“Apakah kau takut jika aku hanya mampu memberikanmu daun kelor, sebagai lauk paukmu pada makan siangmu? Sehingga kau tidak mau bersedia menikah denganku? Kalau memang begitu, kau telah menghianati Tuhan. Kau terlalu takut dan ragu padaku tidak bisa mencukupi kebutuhanmu,” sorot matanya tajam menatap perempuan yang tertunduk di sampingnya.
Awan mendung. Sebentar lagi hujan menyerbu tanah, pepohonan dan semua makhluk yang kehausan. Sepertinya hujan turun tinggal menunggu perempuan itu memberikan klarifikasi pada kekasihnya. Tentang suatu kenyataan yang bergumul di hatinya.
“Apakah kau takut aku tidak akan bisa memenuhi mahar yang kau minta? Ketahuilah jika kau benar mencintaiku dan tulus mencintaiku. Tentu kau tidak akan meminta mahar yang muluk-muluk.” Perempuan itu masih bergeming tanpa kata-kata. Meremas jemarinya. Ia tiba-tiba mengeluarkan air mata lalu mengalir di pipinya. Diusapnya dengan jemarinya yang mulus.
Angin berhembus kencang, badai ringan menerjang. Terdengar ranting-ranting pohon bertegur sapa satu dengan lainnya karena terpaan angin. Rambut panjangnya diurai begitu saja digerakkan angin dengan lembut namun nakal. Angin mendesah padanya untuk segera mungkin ia menjelaskan. Tentang suatu kenyataan yang bergumul di hatinya.
“Apakah ada laki-laki lain yang kau sembunyikan di bilik hatimu, hingga kau enggan menikah denganku? Kalau memang seperti itu kau benar-benar terkutuk. Dan cintaku ternyata salah arah.” Perempuan itu memandang kekasihnya dengan tatapan tajam. Sorot matanya menggambarkan satu dosa besar yang ia sembunyikan pada Tuhan dan juga pada kekasihnya.
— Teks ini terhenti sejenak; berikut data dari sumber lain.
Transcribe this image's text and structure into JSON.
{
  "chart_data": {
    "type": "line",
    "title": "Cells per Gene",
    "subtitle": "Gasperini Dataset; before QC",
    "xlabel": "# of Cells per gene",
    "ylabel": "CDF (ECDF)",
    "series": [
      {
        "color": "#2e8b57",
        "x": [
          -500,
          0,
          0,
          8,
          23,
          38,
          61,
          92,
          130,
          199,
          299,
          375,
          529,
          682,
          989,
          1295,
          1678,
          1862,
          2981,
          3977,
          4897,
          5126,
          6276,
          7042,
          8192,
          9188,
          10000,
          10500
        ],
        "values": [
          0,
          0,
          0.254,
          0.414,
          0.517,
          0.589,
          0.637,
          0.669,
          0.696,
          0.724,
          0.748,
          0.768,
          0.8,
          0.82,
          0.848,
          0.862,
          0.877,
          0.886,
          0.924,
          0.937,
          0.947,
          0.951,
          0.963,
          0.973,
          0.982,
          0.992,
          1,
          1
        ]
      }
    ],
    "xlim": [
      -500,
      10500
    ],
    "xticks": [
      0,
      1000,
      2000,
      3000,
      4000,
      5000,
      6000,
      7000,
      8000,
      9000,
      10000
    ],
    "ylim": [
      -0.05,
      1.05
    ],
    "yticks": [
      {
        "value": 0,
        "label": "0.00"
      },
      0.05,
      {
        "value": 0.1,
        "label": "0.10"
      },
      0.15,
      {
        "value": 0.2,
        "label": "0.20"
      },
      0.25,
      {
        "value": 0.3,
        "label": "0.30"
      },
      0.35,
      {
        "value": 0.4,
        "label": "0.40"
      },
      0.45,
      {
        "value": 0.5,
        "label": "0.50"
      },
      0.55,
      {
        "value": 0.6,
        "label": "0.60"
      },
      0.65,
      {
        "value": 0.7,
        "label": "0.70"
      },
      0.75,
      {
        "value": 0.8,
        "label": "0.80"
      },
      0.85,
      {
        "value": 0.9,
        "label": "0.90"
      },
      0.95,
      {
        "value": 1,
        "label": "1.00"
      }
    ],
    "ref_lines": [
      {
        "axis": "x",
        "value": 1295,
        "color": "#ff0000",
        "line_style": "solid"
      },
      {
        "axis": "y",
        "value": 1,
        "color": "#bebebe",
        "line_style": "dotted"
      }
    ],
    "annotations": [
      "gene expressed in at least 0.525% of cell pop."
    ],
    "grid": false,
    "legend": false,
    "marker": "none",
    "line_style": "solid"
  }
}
Lama mereka bersitatap. Matanya dan mata kekasihnya beradu. Tak peduli lagi hujan akan segera datang, angin makin ganas. Untungnya tak ada sepasang mata yang menyaksikan mereka. Jika saja ada sudah tentu desas-desus akan berhembus kencang seperti angin yang menerbangkan daun-daun kering yang rapuh. Tentang mereka yang sedang mesum di bawah pohon berbatang besar. Ketika hujan segera turun dan angin berhembus kencang.
Kekasihnya menunggu apa yang hendak perempuan itu katakan. Namun ia hanya memberi tatapan tanpa sepatah kata keluar dari mulutnya yang manis. Seolah-olah tatapan itu ada satu kesimpulan besar tentang suatu kenyataan yang bergumul di hatinya.
“Dengarkan sekali lagi! Apakah ada laki-laki lain yang kau sembunyikan di bilik hatimu? Hingga kau dan dia pernah bersama dalam satu selimut. Tidak! Tidak aku menuduhmu yang tidak-tidak. Hanya saja tidak kuingin kau membenarkan kalimatku tadi. Tidakkah kau tahu tentang aku yang mencintaimu. Betapa akan sedihnya aku jika kau tidak salahkan pertanyaanku tadi.”
Jauh-jauh hari ke belakang, di tempat inilah mereka pernah bersua. Di bawah pohon berbatang besar sebuah janji telah mereka sepakati. Tentang mereka yang akan selalu menjaga cinta. Hingga Tuhan mengamanatkan Izrail untuk menceraikan cinta mereka dengan kematian. Ya, hanya persoalan mautlah yang pantas menghancurkan bulatan cinta yang mereka pelihara. Dan itu yang mereka yakini
“Aku mau menikah denganmu, sehidup denganmu kalau bisa aku pun ingin mati bersamamu,” tutur perempuan itu pada kekasihnya disuatu waktu di bawah pohong berbatang besar itu.
“Aku bilang, tidak akan ada satu kekuatan diluar kekuatan Sang Maha Kuasa yang akan menghalangi cinta kita. Karena kurasa akulah tulang rusukmu. Di zaman azali akulah perempuan yang Tuhan hadiahkan padamu. Aku jodohmu, aku rezekimu, aku kematianmu. Dan kau adalah lelakiku yang pernah malaikat bisikkan ke telingaku. Kau tahu malaikat tidak akan pernah berbohong, apa lagi mau menghianati Tuhan.”
“Tapi…”
“Tapi kau adalah laki-laki yang iblis tidak sukai. Bukti bencinya iblis padamu. Ketika dia membawamu datang kepelukanku. Liciknya iblis aku dijadikan alat untuk membuat imanmu berserakan, terpental, dan terhempas pergi. Hingga enam rukun imanmu kau abaikan. Lima rukun agamamu tidak kau jaga. Semuanya kau gadai hanya karena sesuatu yang manusia katakan itu cinta. Aku cantik dan mempesona itu yang membuatmu tak mau melepaskan diri dari pelukanku.”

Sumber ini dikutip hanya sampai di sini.